Pat Caldwell texted us about quarter to five, asking if we wanted to joint them, the Freeman's and Jerry Boileau for dinner. We said sure, when and where. About 5:30 pm Pat texted us again to let us know Kathy Freeman had made reservations at a rather expensive restaurant and would expand the number on the reservation if we wanted to join. Thank you Pat. She provided a elegant path for us to back out of a meal that was beyond our budget. We declined, but agreed to meet them after dinner for a walk.
Jeff had texted us from Germany, giving us an update on Joel. He was doing well, considering. He was approaching two weeks in the hospital. They had removed an intravenous pain killer delivery system the day before, and the pain in his leg and especially his foot was ramping up again. But, his double vision was lessening and he was in good spirits, enjoying having Jeff there. The circulation in the injured foot seemed good, except for his big toe, which was showing signs of restricted blood flow, turning colors and withering. It is expected they will amputate it in the coming days.
We headed to the wine bar we had enjoyed 6 weeks ago when originally in Rome. They offer about 10 different cold salads in a buffet, €3 a plate, plus a glass of wine for €3. We had a wonderfully tasty and filling meal.
Afterwards, we walked down toward the Forum, listened to a accordion playing street musician that was exceptional, then strolled up Via del Corso, looking in the shops before turning off toward Trevi fountain. We were surprised to see that all the merchandise is the windows had changed.

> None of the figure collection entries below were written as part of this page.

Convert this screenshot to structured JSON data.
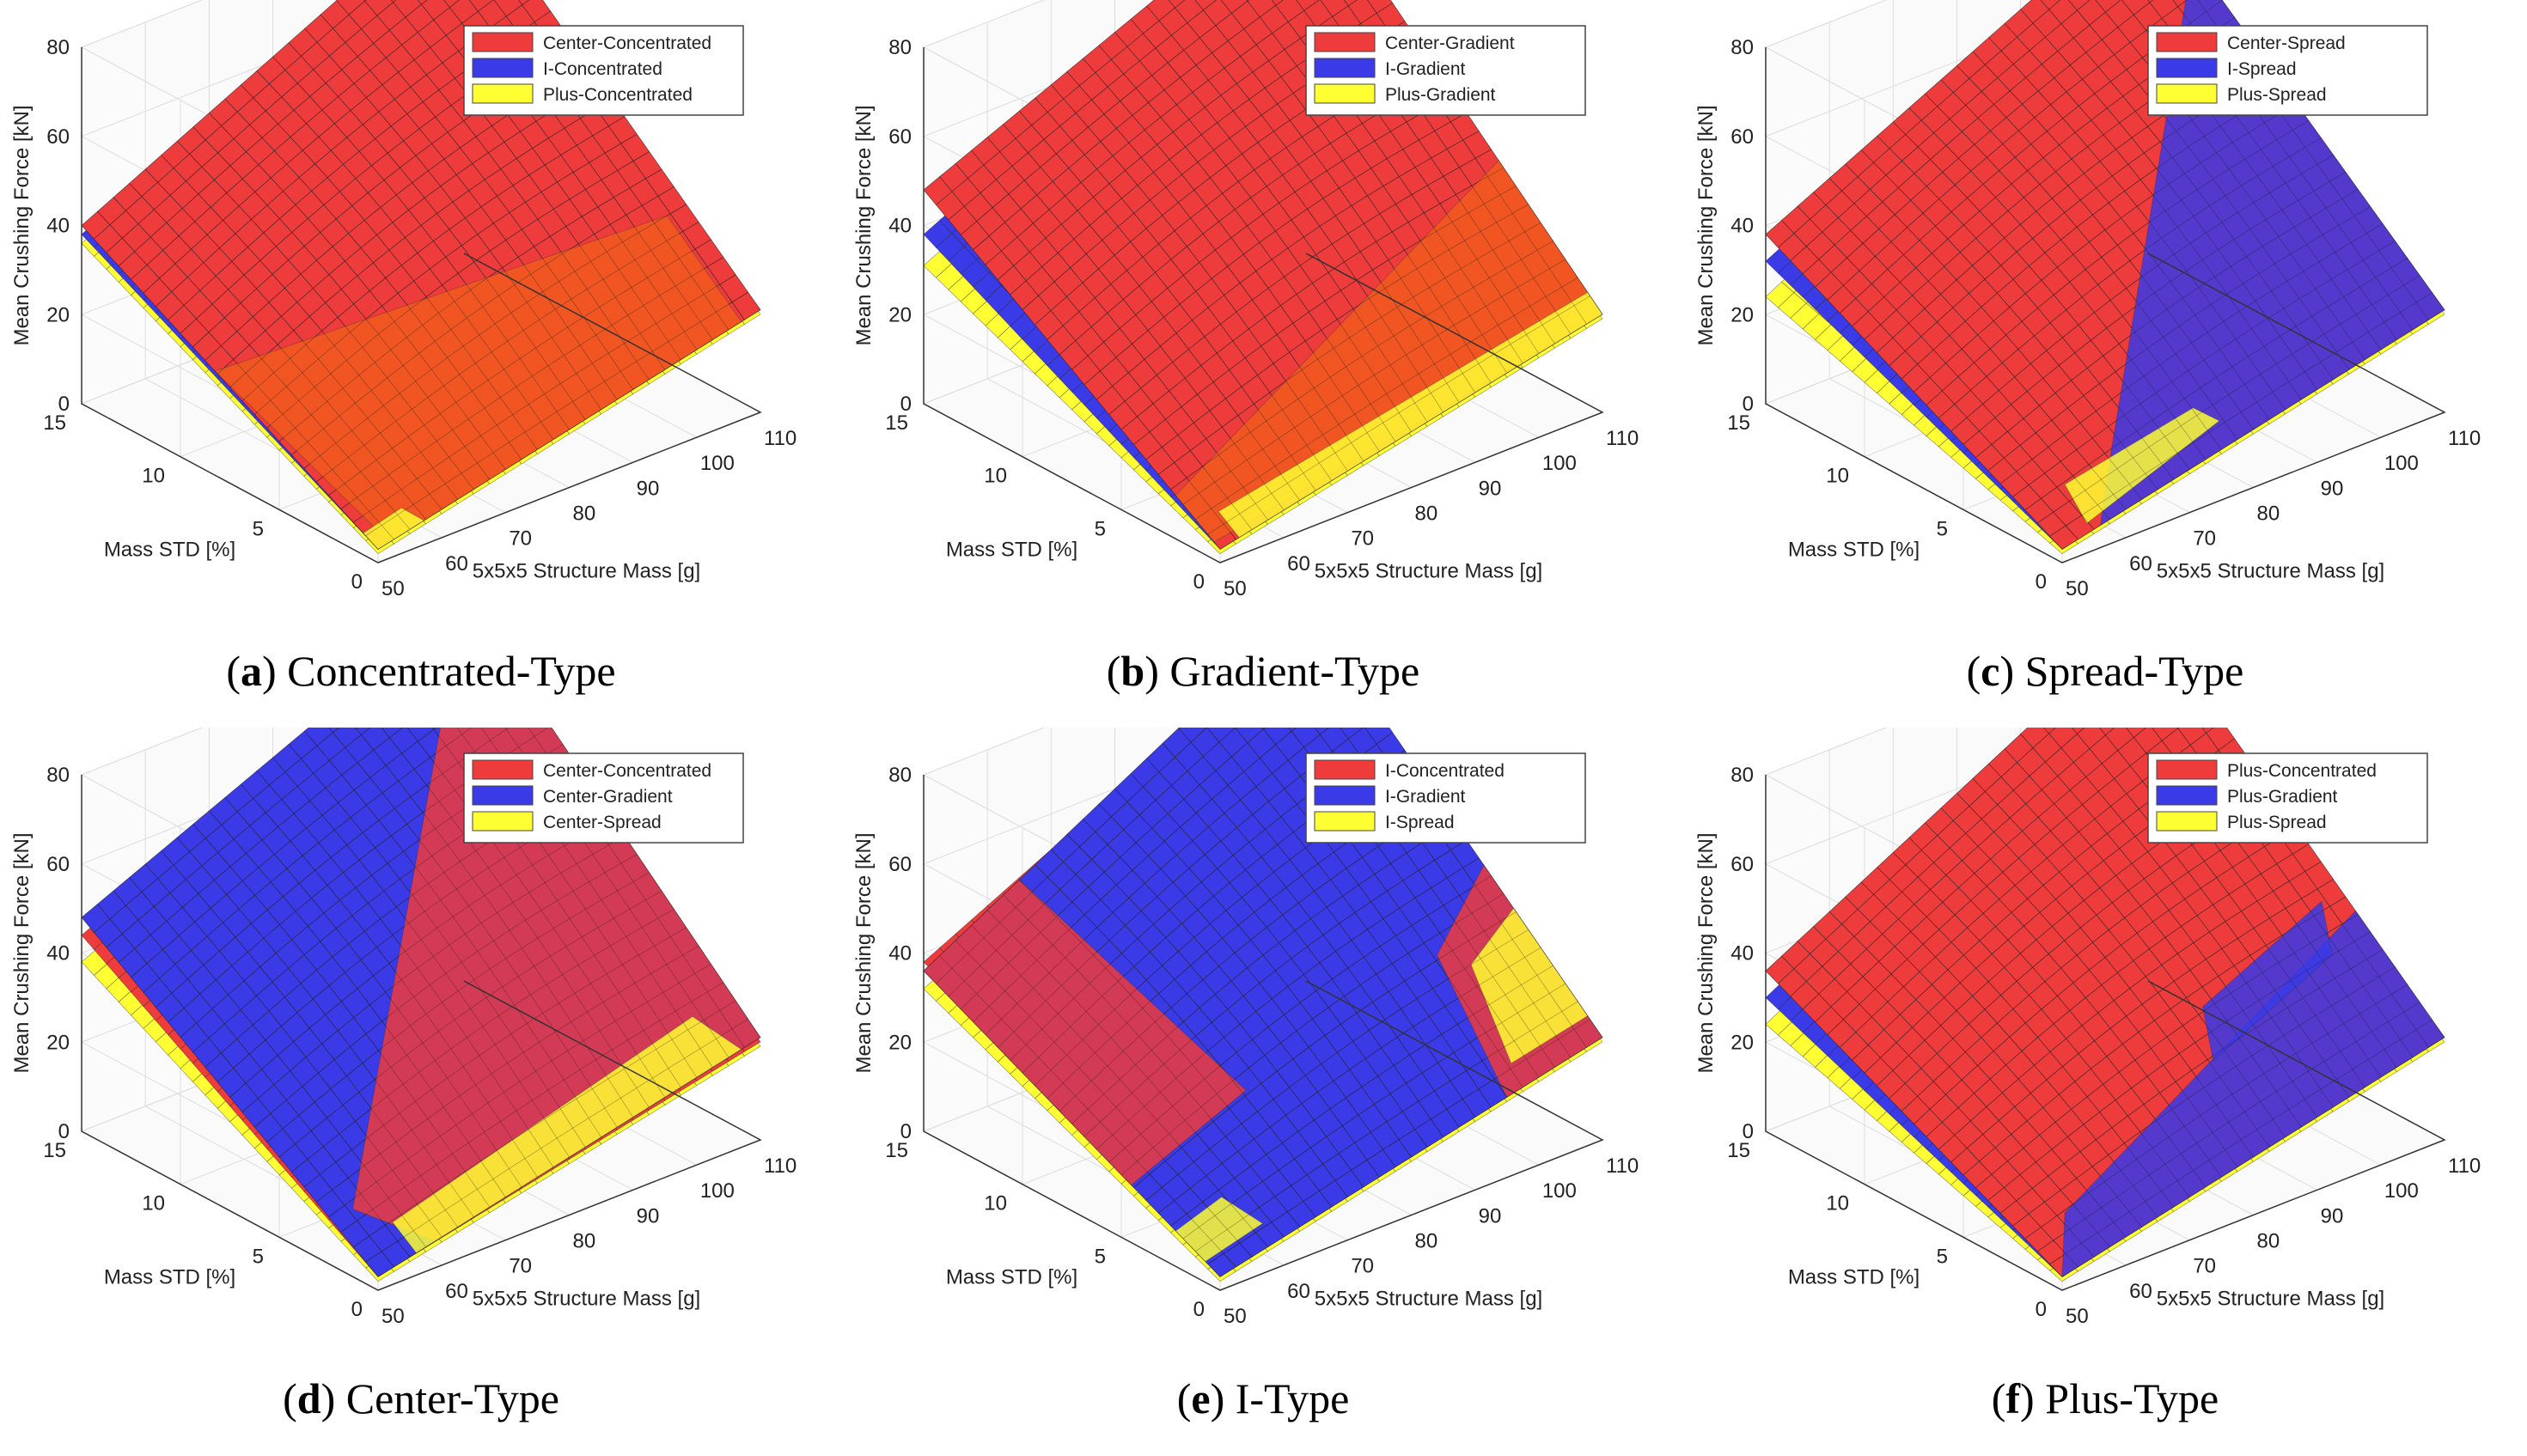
{
  "colors": {
    "red": "#ee3b3b",
    "blue": "#3a3ae6",
    "yellow": "#ffff33",
    "grid": "#dddddd",
    "axis": "#333333"
  },
  "chart_data": [
    {
      "type": "surface3d",
      "panel_letter": "a",
      "caption_text": "Concentrated-Type",
      "xlabel": "5x5x5 Structure Mass [g]",
      "ylabel": "Mass STD [%]",
      "zlabel": "Mean Crushing Force [kN]",
      "x_ticks": [
        "50",
        "60",
        "70",
        "80",
        "90",
        "100",
        "110"
      ],
      "y_ticks": [
        "0",
        "5",
        "10",
        "15"
      ],
      "z_ticks": [
        "0",
        "20",
        "40",
        "60",
        "80"
      ],
      "xlim": [
        50,
        110
      ],
      "ylim": [
        0,
        15
      ],
      "zlim": [
        0,
        80
      ],
      "legend": [
        "Center-Concentrated",
        "I-Concentrated",
        "Plus-Concentrated"
      ],
      "series": [
        {
          "name": "Center-Concentrated",
          "color": "red",
          "corner_values": {
            "m50_s0": 3,
            "m110_s0": 23,
            "m50_s15": 40,
            "m110_s15": 82
          }
        },
        {
          "name": "I-Concentrated",
          "color": "blue",
          "corner_values": {
            "m50_s0": 3,
            "m110_s0": 23,
            "m50_s15": 38,
            "m110_s15": 80
          }
        },
        {
          "name": "Plus-Concentrated",
          "color": "yellow",
          "corner_values": {
            "m50_s0": 2,
            "m110_s0": 22,
            "m50_s15": 36,
            "m110_s15": 76
          }
        }
      ],
      "regions": [
        {
          "color": "orange",
          "quad": [
            [
              0.03,
              0.0
            ],
            [
              0.95,
              0.0
            ],
            [
              0.95,
              0.25
            ],
            [
              0.0,
              0.55
            ]
          ]
        },
        {
          "color": "yellow",
          "quad": [
            [
              0.0,
              0.0
            ],
            [
              0.12,
              0.0
            ],
            [
              0.1,
              0.05
            ],
            [
              0.0,
              0.05
            ]
          ]
        }
      ]
    },
    {
      "type": "surface3d",
      "panel_letter": "b",
      "caption_text": "Gradient-Type",
      "xlabel": "5x5x5 Structure Mass [g]",
      "ylabel": "Mass STD [%]",
      "zlabel": "Mean Crushing Force [kN]",
      "x_ticks": [
        "50",
        "60",
        "70",
        "80",
        "90",
        "100",
        "110"
      ],
      "y_ticks": [
        "0",
        "5",
        "10",
        "15"
      ],
      "z_ticks": [
        "0",
        "20",
        "40",
        "60",
        "80"
      ],
      "xlim": [
        50,
        110
      ],
      "ylim": [
        0,
        15
      ],
      "zlim": [
        0,
        80
      ],
      "legend": [
        "Center-Gradient",
        "I-Gradient",
        "Plus-Gradient"
      ],
      "series": [
        {
          "name": "Center-Gradient",
          "color": "red",
          "corner_values": {
            "m50_s0": 3,
            "m110_s0": 22,
            "m50_s15": 48,
            "m110_s15": 85
          }
        },
        {
          "name": "I-Gradient",
          "color": "blue",
          "corner_values": {
            "m50_s0": 3,
            "m110_s0": 22,
            "m50_s15": 38,
            "m110_s15": 80
          }
        },
        {
          "name": "Plus-Gradient",
          "color": "yellow",
          "corner_values": {
            "m50_s0": 2,
            "m110_s0": 21,
            "m50_s15": 31,
            "m110_s15": 74
          }
        }
      ],
      "regions": [
        {
          "color": "orange",
          "quad": [
            [
              0.0,
              0.02
            ],
            [
              1.0,
              0.0
            ],
            [
              1.0,
              0.35
            ],
            [
              0.0,
              0.15
            ]
          ]
        },
        {
          "color": "yellow",
          "quad": [
            [
              0.05,
              0.0
            ],
            [
              1.0,
              0.0
            ],
            [
              1.0,
              0.05
            ],
            [
              0.05,
              0.07
            ]
          ]
        }
      ]
    },
    {
      "type": "surface3d",
      "panel_letter": "c",
      "caption_text": "Spread-Type",
      "xlabel": "5x5x5 Structure Mass [g]",
      "ylabel": "Mass STD [%]",
      "zlabel": "Mean Crushing Force [kN]",
      "x_ticks": [
        "50",
        "60",
        "70",
        "80",
        "90",
        "100",
        "110"
      ],
      "y_ticks": [
        "0",
        "5",
        "10",
        "15"
      ],
      "z_ticks": [
        "0",
        "20",
        "40",
        "60",
        "80"
      ],
      "xlim": [
        50,
        110
      ],
      "ylim": [
        0,
        15
      ],
      "zlim": [
        0,
        80
      ],
      "legend": [
        "Center-Spread",
        "I-Spread",
        "Plus-Spread"
      ],
      "series": [
        {
          "name": "Center-Spread",
          "color": "red",
          "corner_values": {
            "m50_s0": 3,
            "m110_s0": 23,
            "m50_s15": 38,
            "m110_s15": 80
          }
        },
        {
          "name": "I-Spread",
          "color": "blue",
          "corner_values": {
            "m50_s0": 3,
            "m110_s0": 23,
            "m50_s15": 32,
            "m110_s15": 76
          }
        },
        {
          "name": "Plus-Spread",
          "color": "yellow",
          "corner_values": {
            "m50_s0": 2,
            "m110_s0": 22,
            "m50_s15": 24,
            "m110_s15": 70
          }
        }
      ],
      "regions": [
        {
          "color": "blue",
          "quad": [
            [
              0.1,
              0.0
            ],
            [
              1.0,
              0.0
            ],
            [
              1.0,
              0.85
            ],
            [
              0.2,
              0.1
            ]
          ]
        },
        {
          "color": "yellow",
          "quad": [
            [
              0.08,
              0.02
            ],
            [
              0.45,
              0.05
            ],
            [
              0.42,
              0.1
            ],
            [
              0.1,
              0.12
            ]
          ]
        }
      ]
    },
    {
      "type": "surface3d",
      "panel_letter": "d",
      "caption_text": "Center-Type",
      "xlabel": "5x5x5 Structure Mass [g]",
      "ylabel": "Mass STD [%]",
      "zlabel": "Mean Crushing Force [kN]",
      "x_ticks": [
        "50",
        "60",
        "70",
        "80",
        "90",
        "100",
        "110"
      ],
      "y_ticks": [
        "0",
        "5",
        "10",
        "15"
      ],
      "z_ticks": [
        "0",
        "20",
        "40",
        "60",
        "80"
      ],
      "xlim": [
        50,
        110
      ],
      "ylim": [
        0,
        15
      ],
      "zlim": [
        0,
        80
      ],
      "legend": [
        "Center-Concentrated",
        "Center-Gradient",
        "Center-Spread"
      ],
      "series": [
        {
          "name": "Center-Concentrated",
          "color": "red",
          "corner_values": {
            "m50_s0": 3,
            "m110_s0": 22,
            "m50_s15": 44,
            "m110_s15": 84
          }
        },
        {
          "name": "Center-Gradient",
          "color": "blue",
          "corner_values": {
            "m50_s0": 3,
            "m110_s0": 23,
            "m50_s15": 48,
            "m110_s15": 86
          }
        },
        {
          "name": "Center-Spread",
          "color": "yellow",
          "corner_values": {
            "m50_s0": 2,
            "m110_s0": 21,
            "m50_s15": 38,
            "m110_s15": 78
          }
        }
      ],
      "regions": [
        {
          "color": "red",
          "quad": [
            [
              0.15,
              0.0
            ],
            [
              1.0,
              0.0
            ],
            [
              1.0,
              1.0
            ],
            [
              0.05,
              0.15
            ]
          ]
        },
        {
          "color": "yellow",
          "quad": [
            [
              0.1,
              0.0
            ],
            [
              0.95,
              0.0
            ],
            [
              0.9,
              0.1
            ],
            [
              0.1,
              0.08
            ]
          ]
        }
      ]
    },
    {
      "type": "surface3d",
      "panel_letter": "e",
      "caption_text": "I-Type",
      "xlabel": "5x5x5 Structure Mass [g]",
      "ylabel": "Mass STD [%]",
      "zlabel": "Mean Crushing Force [kN]",
      "x_ticks": [
        "50",
        "60",
        "70",
        "80",
        "90",
        "100",
        "110"
      ],
      "y_ticks": [
        "0",
        "5",
        "10",
        "15"
      ],
      "z_ticks": [
        "0",
        "20",
        "40",
        "60",
        "80"
      ],
      "xlim": [
        50,
        110
      ],
      "ylim": [
        0,
        15
      ],
      "zlim": [
        0,
        80
      ],
      "legend": [
        "I-Concentrated",
        "I-Gradient",
        "I-Spread"
      ],
      "series": [
        {
          "name": "I-Concentrated",
          "color": "red",
          "corner_values": {
            "m50_s0": 3,
            "m110_s0": 23,
            "m50_s15": 38,
            "m110_s15": 80
          }
        },
        {
          "name": "I-Gradient",
          "color": "blue",
          "corner_values": {
            "m50_s0": 3,
            "m110_s0": 23,
            "m50_s15": 36,
            "m110_s15": 84
          }
        },
        {
          "name": "I-Spread",
          "color": "yellow",
          "corner_values": {
            "m50_s0": 2,
            "m110_s0": 22,
            "m50_s15": 32,
            "m110_s15": 74
          }
        }
      ],
      "regions": [
        {
          "color": "red",
          "quad": [
            [
              0.0,
              0.3
            ],
            [
              0.3,
              0.3
            ],
            [
              0.25,
              1.0
            ],
            [
              0.0,
              1.0
            ]
          ]
        },
        {
          "color": "red",
          "quad": [
            [
              0.75,
              0.0
            ],
            [
              1.0,
              0.0
            ],
            [
              1.0,
              0.4
            ],
            [
              0.8,
              0.3
            ]
          ]
        },
        {
          "color": "yellow",
          "quad": [
            [
              0.8,
              0.05
            ],
            [
              1.0,
              0.05
            ],
            [
              1.0,
              0.3
            ],
            [
              0.85,
              0.25
            ]
          ]
        },
        {
          "color": "yellow",
          "quad": [
            [
              0.0,
              0.05
            ],
            [
              0.15,
              0.05
            ],
            [
              0.12,
              0.15
            ],
            [
              0.0,
              0.15
            ]
          ]
        }
      ]
    },
    {
      "type": "surface3d",
      "panel_letter": "f",
      "caption_text": "Plus-Type",
      "xlabel": "5x5x5 Structure Mass [g]",
      "ylabel": "Mass STD [%]",
      "zlabel": "Mean Crushing Force [kN]",
      "x_ticks": [
        "50",
        "60",
        "70",
        "80",
        "90",
        "100",
        "110"
      ],
      "y_ticks": [
        "0",
        "5",
        "10",
        "15"
      ],
      "z_ticks": [
        "0",
        "20",
        "40",
        "60",
        "80"
      ],
      "xlim": [
        50,
        110
      ],
      "ylim": [
        0,
        15
      ],
      "zlim": [
        0,
        80
      ],
      "legend": [
        "Plus-Concentrated",
        "Plus-Gradient",
        "Plus-Spread"
      ],
      "series": [
        {
          "name": "Plus-Concentrated",
          "color": "red",
          "corner_values": {
            "m50_s0": 3,
            "m110_s0": 23,
            "m50_s15": 36,
            "m110_s15": 82
          }
        },
        {
          "name": "Plus-Gradient",
          "color": "blue",
          "corner_values": {
            "m50_s0": 3,
            "m110_s0": 23,
            "m50_s15": 30,
            "m110_s15": 78
          }
        },
        {
          "name": "Plus-Spread",
          "color": "yellow",
          "corner_values": {
            "m50_s0": 2,
            "m110_s0": 22,
            "m50_s15": 24,
            "m110_s15": 72
          }
        }
      ],
      "regions": [
        {
          "color": "blue",
          "quad": [
            [
              0.0,
              0.0
            ],
            [
              1.0,
              0.0
            ],
            [
              1.0,
              0.3
            ],
            [
              0.1,
              0.12
            ]
          ]
        },
        {
          "color": "blue",
          "quad": [
            [
              0.55,
              0.2
            ],
            [
              0.9,
              0.25
            ],
            [
              0.95,
              0.35
            ],
            [
              0.6,
              0.3
            ]
          ]
        }
      ]
    }
  ]
}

All the summer clothing was gone, and the fall fashions were on display with slogans like, “Fall is Blooming”. Seemed a little premature as the first day of summer was 3 days ago.
Near Trevi fountain we found shops that had some of the items we were seeking to bring home to friends. We didn’t buy any. We still have two days at the beach in Anzio, Monday and Tuesday nights. We didn’t want to buy a bunch of stuff, then haul it there and back. Our last night in Italy is Wednesday, and we spend it in Rome. We will buy the stuff Wednesday afternoon. That way we only have to drag it to the airport, throw it on a plane, and pick it up in Vancouver BC on our return trip home.
We got a text from Ross that their meal was done and would we like to meet. We agreed on Trevi fountain, under the Farmacia sign. And appropriate sign for Bill. We continued to look in the shops a bit more, then wandered to the piazza in front of the Trevi Fountain and found Bill, Pat, Ross and Crystal hanging out under the sign.
We strolled to the Spanish steps through the crowd packed streets, at 10:30 pm. At the steps, Ross and Crystal parted company for the river front music scene and then home. We visited with the Caldwells a bit more, then escorted them to the Spanish Steps Metro Station and bid them goodnight. We strolled back to Trevi Fountain, then up to our room a few blocks away where we rested a few minutes before calling it a day and climbing into bed.